Species-specific ionic conductance of truncated AQP. (a–c) The number of ions permeated across the truncated AQP tetramer system at ±500 mV, ±800 mV, and ±1200 mV biases respectively, with magnitude of bias given as —V— at the top of each panel. Red traces indicate Cl⁻ permeation, blue traces indicate Na⁺ permeation. Step-function black traces indicate the applied transmembrane bias versus simulation time, with dashed lines serving as guides for the eye. Data at ±1000 mV are reported in Figure S1. (d–e) Mean Cl⁻ (d) and Na⁺ (e) conductance of the truncated AQP tetramer. Error bars indicate the standard deviation of the mean conductance. The mean values were computed as described in the caption to Figure 2.

Figure 4

Mechanism of species-specific gating in truncated AQP. (a–d) Correlation of applied bias (a) and Na⁺ (b) and Cl⁻ (c) currents through one of the monomers of the truncated AQP tetramer, compared with displacement of that monomer’s Arg-197 side chain (d). In panel d, the location of the Arg-197 side chain is characterized by the z-coordinate of the chain’s guanadine group. Dashed lines serve as guides to the eye. The z axis is defined in panels e and f. (e,f) Molecular mechanism of truncated AQP gating. The terminal carbon in the positively charged guanadine group of Arg-197 is pictured in blue with a “+” on it. Arg-197, the residue responsible for gating, is rendered as spheres and sticks colored according to individual atomic charge (blue for positive, red for negative). At positive bias (panel e), the channel is closed, at negative bias (panel f) it is open. The direction of electric field is shown with red arrows, the direction of the z-axis is shown with a black arrow, and the location of the carbon atom whose position constitutes z = 0 is labeled. The truncated AQP is shown in cyan; water, ions, lipids, and one protein alpha-helix are omitted for clarity.

Figure 5

Performance of an ion pump built using truncated AQP. (a) Simulation system with parts depicted as in Figure 1c.

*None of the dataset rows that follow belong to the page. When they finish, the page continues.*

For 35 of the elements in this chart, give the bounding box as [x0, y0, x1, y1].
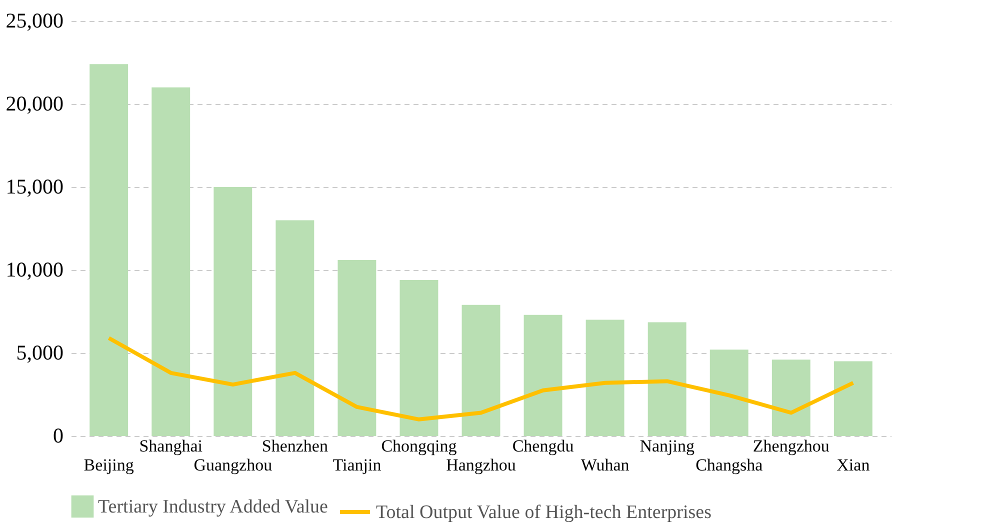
bar	[214, 187, 252, 436]
bar	[338, 260, 376, 436]
y-tick-label: 10,000	[6, 258, 64, 282]
bar	[834, 361, 872, 436]
y-tick-label: 15,000	[6, 174, 64, 198]
x-tick-label: Shenzhen	[262, 436, 328, 456]
bar	[90, 64, 128, 436]
bar	[648, 322, 686, 436]
x-tick-label: Beijing	[84, 456, 134, 474]
x-tick-label: Tianjin	[332, 456, 382, 474]
x-tick-label: Chengdu	[512, 436, 574, 456]
x-tick-label: Shanghai	[139, 436, 203, 456]
bar	[772, 360, 810, 436]
bar	[462, 304, 500, 436]
line-series	[106, 336, 856, 422]
legend-label: Tertiary Industry Added Value	[98, 496, 328, 518]
y-tick-label: 20,000	[6, 92, 64, 116]
bar	[710, 350, 748, 436]
x-tick-label: Changsha	[696, 456, 764, 474]
x-tick-label: Chongqing	[381, 436, 458, 456]
y-tick-label: 5,000	[16, 340, 64, 364]
x-tick-label: Wuhan	[580, 456, 630, 474]
x-tick-label: Zhengzhou	[752, 436, 830, 456]
x-tick-label: Xian	[836, 456, 870, 474]
x-tick-label: Hangzhou	[446, 456, 516, 474]
y-tick-label: 0	[53, 424, 64, 448]
bar	[400, 280, 438, 436]
bar	[276, 220, 314, 436]
legend-label: Total Output Value of High-tech Enterprises	[376, 502, 712, 523]
x-tick-label: Guangzhou	[194, 456, 273, 474]
bar	[524, 314, 562, 436]
bar	[586, 320, 624, 436]
x-tick-label: Nanjing	[640, 436, 695, 456]
y-tick-label: 25,000	[6, 8, 64, 32]
bar	[152, 87, 190, 436]
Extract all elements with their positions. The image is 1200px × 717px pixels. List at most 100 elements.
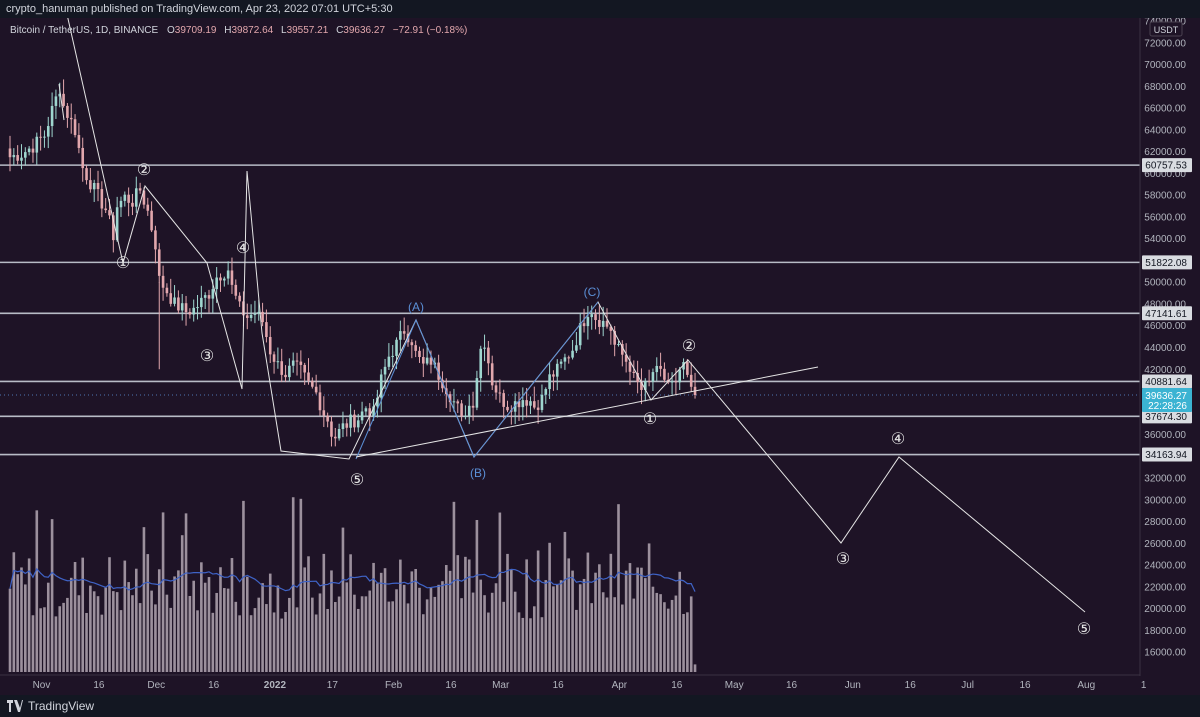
- volume-bar: [288, 597, 291, 672]
- volume-bar: [108, 557, 111, 672]
- trendline: [355, 366, 819, 458]
- candle-body: [295, 360, 299, 362]
- volume-bar: [498, 512, 502, 672]
- level-price-tag-label: 40881.64: [1145, 377, 1187, 388]
- candle-body: [349, 414, 352, 428]
- last-price-tag-value: 39636.27: [1145, 391, 1187, 402]
- candle-body: [24, 152, 27, 158]
- candle-body: [123, 194, 127, 201]
- volume-bar: [169, 607, 173, 672]
- candle-body: [180, 303, 184, 311]
- volume-bar: [318, 593, 322, 672]
- volume-bar: [502, 601, 505, 672]
- volume-bar: [12, 552, 16, 672]
- candle-body: [414, 345, 417, 351]
- volume-bar: [311, 597, 314, 672]
- candle-body: [299, 361, 303, 365]
- time-tick-label: 16: [93, 680, 105, 691]
- volume-bar: [578, 584, 582, 672]
- volume-bar: [490, 592, 494, 672]
- time-tick-label: 16: [786, 680, 798, 691]
- volume-bar: [330, 570, 333, 672]
- volume-bar: [146, 554, 150, 672]
- level-price-tag-label: 51822.08: [1145, 258, 1187, 269]
- volume-bar: [693, 664, 697, 672]
- candle-body: [284, 374, 287, 378]
- price-tick-label: 58000.00: [1144, 191, 1186, 202]
- currency-badge[interactable]: USDT: [1149, 21, 1183, 37]
- volume-bar: [682, 613, 685, 672]
- candle-body: [261, 311, 264, 323]
- candle-body: [257, 311, 261, 314]
- candle-body: [643, 381, 647, 390]
- candle-body: [368, 408, 372, 417]
- volume-bar: [127, 582, 130, 672]
- candle-body: [632, 371, 636, 373]
- volume-bar: [494, 583, 498, 672]
- candle-body: [157, 249, 161, 276]
- price-tick-label: 16000.00: [1144, 648, 1186, 659]
- volume-bar: [299, 498, 303, 672]
- volume-bar: [81, 557, 85, 672]
- volume-bar: [621, 604, 624, 672]
- candle-body: [525, 400, 528, 406]
- candle-body: [43, 136, 46, 138]
- candle-body: [460, 403, 463, 417]
- wave-label-white: ②: [682, 338, 696, 355]
- candle-body: [552, 374, 555, 377]
- candle-body: [402, 331, 406, 334]
- volume-bar: [563, 531, 567, 672]
- candle-body: [467, 405, 471, 417]
- candle-body: [598, 320, 601, 327]
- time-tick-label: 16: [1019, 680, 1031, 691]
- volume-bar: [203, 582, 207, 672]
- candle-body: [238, 295, 241, 302]
- candle-body: [621, 344, 624, 355]
- volume-bar: [433, 596, 437, 672]
- candle-body: [605, 320, 609, 327]
- candle-body: [437, 362, 440, 380]
- level-price-tag: [1142, 306, 1192, 321]
- candle-body: [464, 416, 467, 418]
- price-chart[interactable]: ① ② ③ ④ ⑤ ① ② ③ ④ ⑤ (A) (B) (C) 16000.00 18000.00 2000…: [0, 18, 1200, 695]
- candle-body: [686, 362, 689, 375]
- volume-bar: [368, 590, 372, 672]
- volume-bar: [418, 587, 421, 672]
- volume-bar: [414, 568, 417, 672]
- volume-bar: [24, 584, 27, 672]
- price-tick-label: 32000.00: [1144, 474, 1186, 485]
- candle-body: [670, 381, 674, 383]
- volume-bar: [666, 608, 670, 672]
- legend-high: 39872.64: [232, 25, 274, 36]
- volume-bar: [460, 598, 463, 672]
- volume-bar: [406, 603, 410, 672]
- volume-bar: [8, 588, 12, 672]
- wave-label-blue: (A): [408, 300, 424, 314]
- legend-open: 39709.19: [175, 25, 217, 36]
- candle-body: [326, 415, 329, 422]
- tradingview-brand[interactable]: TradingView: [7, 699, 94, 713]
- time-tick-label: 16: [553, 680, 565, 691]
- candle-body: [617, 344, 620, 346]
- candle-body: [16, 155, 19, 161]
- candle-body: [39, 136, 42, 138]
- candle-body: [311, 380, 314, 387]
- candle-body: [81, 147, 85, 169]
- volume-bar: [376, 583, 379, 672]
- volume-bar: [598, 564, 601, 672]
- volume-bar: [157, 569, 161, 672]
- volume-bar: [272, 612, 276, 672]
- publish-info: crypto_hanuman published on TradingView.…: [6, 3, 393, 15]
- candle-body: [89, 180, 92, 190]
- candle-body: [303, 364, 306, 373]
- candle-body: [96, 183, 100, 190]
- candle-body: [360, 411, 364, 421]
- brand-name: TradingView: [28, 699, 95, 713]
- volume-bar: [663, 602, 666, 672]
- candle-body: [674, 381, 678, 383]
- candle-body: [586, 317, 590, 327]
- symbol-legend: Bitcoin / TetherUS, 1D, BINANCE O39709.1…: [10, 25, 467, 36]
- volume-bar: [280, 618, 284, 672]
- price-tick-label: 42000.00: [1144, 365, 1186, 376]
- volume-bar: [134, 568, 138, 672]
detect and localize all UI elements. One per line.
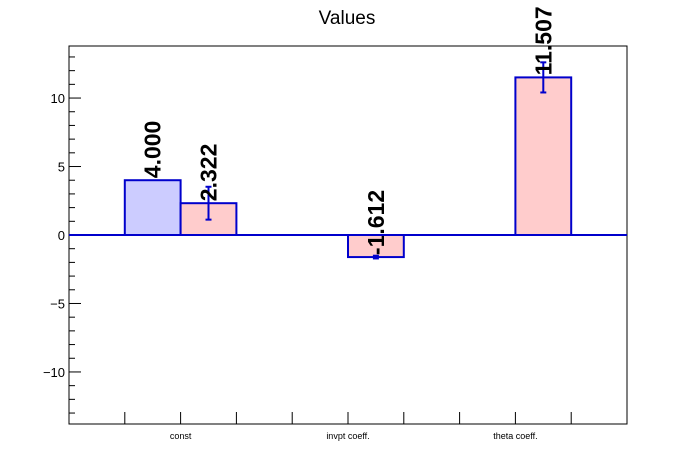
y-tick-label: 5 bbox=[58, 160, 65, 175]
plot-area: −10 −5 0 5 10 const invpt coeff. theta coeff. 4.… bbox=[43, 6, 628, 441]
bar-value-label: -1.612 bbox=[363, 190, 389, 255]
y-tick-label: −10 bbox=[43, 365, 65, 380]
x-category-label: const bbox=[170, 431, 192, 441]
chart-title: Values bbox=[319, 8, 376, 29]
bar-value-label: 11.507 bbox=[530, 6, 556, 75]
y-tick-label: 0 bbox=[58, 228, 65, 243]
y-tick-label: 10 bbox=[51, 91, 65, 106]
bar bbox=[514, 76, 573, 236]
x-category-label: theta coeff. bbox=[493, 431, 537, 441]
x-category-label: invpt coeff. bbox=[326, 431, 369, 441]
y-tick-label: −5 bbox=[50, 296, 65, 311]
bar-value-label: 2.322 bbox=[196, 144, 222, 202]
bar-value-label: 4.000 bbox=[140, 121, 166, 179]
bar bbox=[123, 179, 182, 236]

In this double-membrane system, the bottom truncated AQP tetramer is oriented as in Figure 1c, while the top complex faces opposite. Because of the opposing orientations, the gate residues of one tetramer remain closed while those of the other are open. Note that the use of periodic boundary conditions means that the upper and lower partitions depicted here function as single chamber, referred to as the cathode chamber. (b–c) The number of ions permeated through the top (b) and bottom (c) truncated AQP tetramers of the double-membrane system as a function of the simulation time. The step-function black trace above panel b indicates the applied bias. Ion permeation across either membrane in the cis to trans direction (defined in panel a) increases the ion count; transport in the opposite direction decreases it. Na⁺ overwhelmingly travels from the anode (center) chamber to the cathode (outer two partitions) chamber in response to applied bias for as long as the gates remain effective. Dotted lines serve as guides for the eye. (d) Molarity of NaCl in the anode (green) and cathode (black) chambers. The step-function black trace above panel d indicates the applied bias. (e) Ratio of Na⁺ (blue trace) and Cl⁻ (red trace) molarity in the cathode chamber to that of the anode chamber.